Heaney on poetry, physicality, language and politics

Gavin Esler with Seamus Heaney on Hard Talk Extra forty years after the publication of Death of a Naturalist. It raises memories of Gestetnered, blue ink copies of Blackberry Picking. Heaney early on acknowledges the physicality of his work, citing Kavanagh’s work and Hughes’ View of a Pig as things he linked to his own rural upbringing in Co Derry:

The pig lay on a barrow dead.
It weighed, they said, as much as three men.
Its eyes closed, pink white eyelashes.
Its trotters stuck straight out.

Interesting stuff on language, Co Derry, received English, and the Irish tradition. He reckons he has three languages: English, Irish and the local Co Derry language, “with a lot of Scots words in it”. He’s been translating into standard English, a fifteenth century Scots poet called Robert Henryson. “The more boundary crossing the better”. Nomenclature was basically what the civil war was about: British or Irish? But now after the Belfast Agreement, there is agreement that you can be British and Irish, it’s enshrined, there’s more permission.

On his refusal to lend his support to any given political cause: “Once a writer is levied or enlisted you have lost your self respect, which is a writer’s only passport to the future”.

Interesting stuff on his latest collection, District and Circle” title=”District and Circle”>District and Circle.

  • Pete Baker

    Seems to cover a lot of the same ground of recent interviews.. neatly *ahem* collected here

  • Did you know Seamus Heaney’s first book of poems is called “The Spirit Level”
    Not alot of people know that 😉

  • Pete Baker

    Actually, they [mostly] know that his first published book of collected poems is called Death of a Naturalist.. published in 1966

    The Spirit Level book of collected poems was first published in 1996.

  • Harry

    There’s only so many frogs and bogs a man can deal with. Heaney was hardly the sexiest writer. Remarkably quiet on the northern issue too.

    Between my finger and my thumb
    An Assembly suspended. Isn’t this fun?

    Below my window
    the clean rasping sound
    Of Hain digging deeper in gravelly ground.
    The GFA sinking, we all look down.

  • Mick Fealty

    North is your man.

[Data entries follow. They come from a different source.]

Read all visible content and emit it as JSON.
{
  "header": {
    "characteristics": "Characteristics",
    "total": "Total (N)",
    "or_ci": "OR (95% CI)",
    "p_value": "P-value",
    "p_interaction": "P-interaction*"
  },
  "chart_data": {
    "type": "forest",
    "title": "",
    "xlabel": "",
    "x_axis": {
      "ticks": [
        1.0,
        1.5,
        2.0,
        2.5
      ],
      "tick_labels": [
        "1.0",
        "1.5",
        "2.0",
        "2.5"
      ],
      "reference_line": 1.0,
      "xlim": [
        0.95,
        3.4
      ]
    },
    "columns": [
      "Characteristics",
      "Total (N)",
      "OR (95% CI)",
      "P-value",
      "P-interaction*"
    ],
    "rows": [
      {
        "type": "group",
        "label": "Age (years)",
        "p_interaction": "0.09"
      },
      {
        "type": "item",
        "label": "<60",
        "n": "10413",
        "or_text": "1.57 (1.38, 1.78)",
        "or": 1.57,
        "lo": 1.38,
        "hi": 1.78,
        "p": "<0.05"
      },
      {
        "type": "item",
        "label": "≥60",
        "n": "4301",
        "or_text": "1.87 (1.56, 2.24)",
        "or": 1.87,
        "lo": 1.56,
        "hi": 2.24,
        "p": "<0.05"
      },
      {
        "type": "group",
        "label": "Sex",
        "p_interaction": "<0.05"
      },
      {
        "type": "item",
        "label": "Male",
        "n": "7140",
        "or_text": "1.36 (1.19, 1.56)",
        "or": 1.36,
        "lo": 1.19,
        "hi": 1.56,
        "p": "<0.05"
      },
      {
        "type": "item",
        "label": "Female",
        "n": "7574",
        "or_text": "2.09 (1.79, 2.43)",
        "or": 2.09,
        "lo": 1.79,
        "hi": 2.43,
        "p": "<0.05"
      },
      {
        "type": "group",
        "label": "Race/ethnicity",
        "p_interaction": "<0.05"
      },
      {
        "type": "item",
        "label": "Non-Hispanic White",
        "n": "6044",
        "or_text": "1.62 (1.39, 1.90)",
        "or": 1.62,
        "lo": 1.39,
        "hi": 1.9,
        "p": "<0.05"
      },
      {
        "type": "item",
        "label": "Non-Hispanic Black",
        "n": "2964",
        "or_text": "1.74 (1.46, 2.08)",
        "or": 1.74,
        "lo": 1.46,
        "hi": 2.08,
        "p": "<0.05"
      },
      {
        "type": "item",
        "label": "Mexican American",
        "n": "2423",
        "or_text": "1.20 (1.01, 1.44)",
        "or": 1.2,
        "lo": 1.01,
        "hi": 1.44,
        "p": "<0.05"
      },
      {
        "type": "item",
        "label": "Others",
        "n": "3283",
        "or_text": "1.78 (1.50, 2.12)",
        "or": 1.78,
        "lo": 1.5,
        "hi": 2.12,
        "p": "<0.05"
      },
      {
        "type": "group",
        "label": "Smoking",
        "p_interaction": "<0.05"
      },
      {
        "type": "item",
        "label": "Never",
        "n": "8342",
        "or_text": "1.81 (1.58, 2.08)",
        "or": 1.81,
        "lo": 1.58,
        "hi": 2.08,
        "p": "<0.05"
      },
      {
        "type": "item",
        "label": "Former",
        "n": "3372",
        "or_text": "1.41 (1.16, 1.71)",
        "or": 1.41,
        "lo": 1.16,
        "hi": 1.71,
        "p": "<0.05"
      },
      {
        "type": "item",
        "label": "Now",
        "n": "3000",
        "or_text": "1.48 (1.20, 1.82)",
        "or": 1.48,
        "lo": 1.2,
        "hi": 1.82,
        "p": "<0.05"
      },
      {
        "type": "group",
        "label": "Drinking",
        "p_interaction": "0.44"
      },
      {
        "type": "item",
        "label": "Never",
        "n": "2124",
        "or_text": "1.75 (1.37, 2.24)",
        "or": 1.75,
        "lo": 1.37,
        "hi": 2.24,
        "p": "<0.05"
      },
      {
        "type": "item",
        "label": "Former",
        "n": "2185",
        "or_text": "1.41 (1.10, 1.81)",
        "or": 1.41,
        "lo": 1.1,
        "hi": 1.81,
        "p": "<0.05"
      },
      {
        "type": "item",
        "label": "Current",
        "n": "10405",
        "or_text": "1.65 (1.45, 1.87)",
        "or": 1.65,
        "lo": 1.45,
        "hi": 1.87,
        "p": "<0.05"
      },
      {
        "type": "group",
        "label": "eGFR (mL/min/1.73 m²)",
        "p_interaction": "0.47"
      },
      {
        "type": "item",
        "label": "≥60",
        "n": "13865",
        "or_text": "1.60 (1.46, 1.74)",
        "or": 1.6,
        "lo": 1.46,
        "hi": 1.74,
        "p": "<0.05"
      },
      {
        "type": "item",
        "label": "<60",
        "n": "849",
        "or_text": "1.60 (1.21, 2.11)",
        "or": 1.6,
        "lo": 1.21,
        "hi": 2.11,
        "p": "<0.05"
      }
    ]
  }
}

But as the man says:

    “Once a writer is levied or enlisted you have lost your self respect, which is a writer’s only passport to the future”.

  • Harry

    “Once a writer is levied or enlisted you have lost your self respect, which is a writer’s only passport to the future”.

    That is correct of course for a writer but the words ‘levied’ and ‘enlisted’ give the game away. Was Heaney unable to come to a conclusion that was simultaneously engaged and authentic? Can one not deal with a situation without becoming ‘levied’ and ‘enlisted’? Why are avoidance, non-enlistment and intellectual exile proper responses to the situation in northern ireland?
    Most likely because of the hopelessness of the situation, the paralysis engendered by britain’s definitive intervention and the inescapability of nationalist depowerment. What is left to a middle-class nationalist with a pernchant for not hurting people who nonetheless, with the ego of a writer, wants to live his life?

    And so in a sense his poetry and writing are little more than just another product of the political situation, a poetic expression of a mentality shared amongst many constitutional nationalists – a kind of blanking out and looking elsewhere.
    An invisible pall remains however, unexplored, unrecognised and quietly stifling; damaging integrity by depowering it.

  • hacker

    “Why are avoidance, non-enlistment and intellectual exile proper responses to the situation in northern ireland?”

    A little harsh. Heaney did address N Ireland in many poems, but in most appeared to take the view that the conflict was something encoded into the Irish DNA, thus unavoidable – thus all that stuff about bog bodies from prehistory showing signs of violence such as existed at the height of the troubles. “We sup our little destiny again” and all that.
    It reminds me of something George Mitchell said about the Northern people telling him “Senator, you’re wasting your time here” as if the conflict was something that existed outside of Ulster society and acted upon it. Unchangeable.